Jul 16, 2009 14:20
The only thing I want is what I can't have.
One day where I can wake up and have a fridge full of food I want to eat
rather than nothing because the 16 other people I live with devour more than a plague of locusts
Take a shower with my shampoo and conditioner in the shower rather than me having to climb to the top shelf
of the bathroom closet because if I don't hide it they use it.
To have my hair products under the sink and not in my room
because if I don't hide it they use them.
To have hot water for my entire shower.
Not have to wait for a smelly hot bathroom
To walk out of that bathroom and not hear a single person talk
To lay on my couch with the ac pointed right at me and to watch all the movies I want
To not have to feel like I am in a zoo because everyone stares at me (think I am kidding come over sometime)

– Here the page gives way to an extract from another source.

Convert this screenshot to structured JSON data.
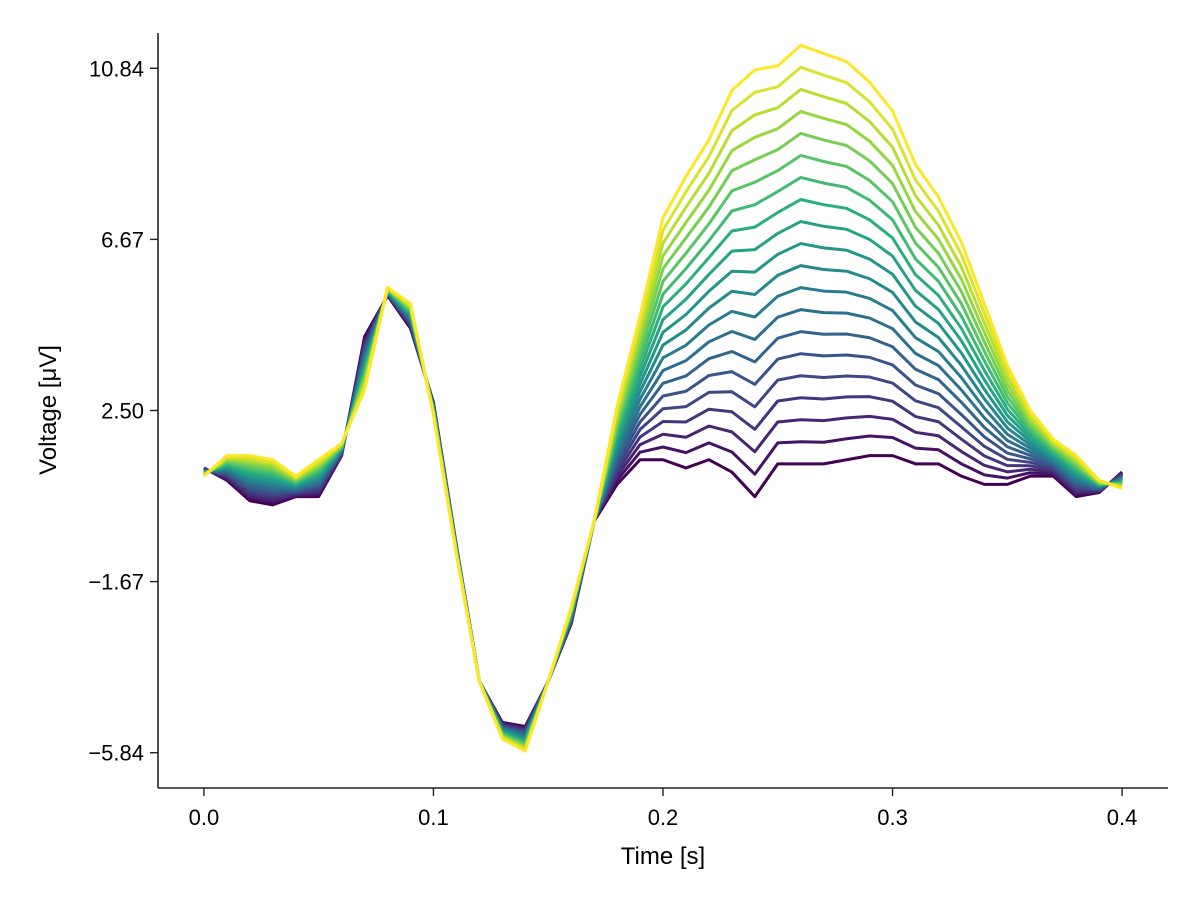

To have my friends come over and not feel like they are in a zoo
I wish I could tell you the last time someone slept over here because there hasn't been room in over a year
To wake up in the middle of the night and have a piece of cake that hasn't been eaten and to have cold milk
To go to the bathroom and not have to clean up after someone else.
To have one day where I dont have to run an errand for someone or drive someone or interpret english for someone
These things are not too much to ask for by any means.
I'm sinking slowly into a personal depression.
How dare my mom ask me why I come home so late
Cas I don't want to have anything to do with anyone.
Short term stay my fucking touchhole.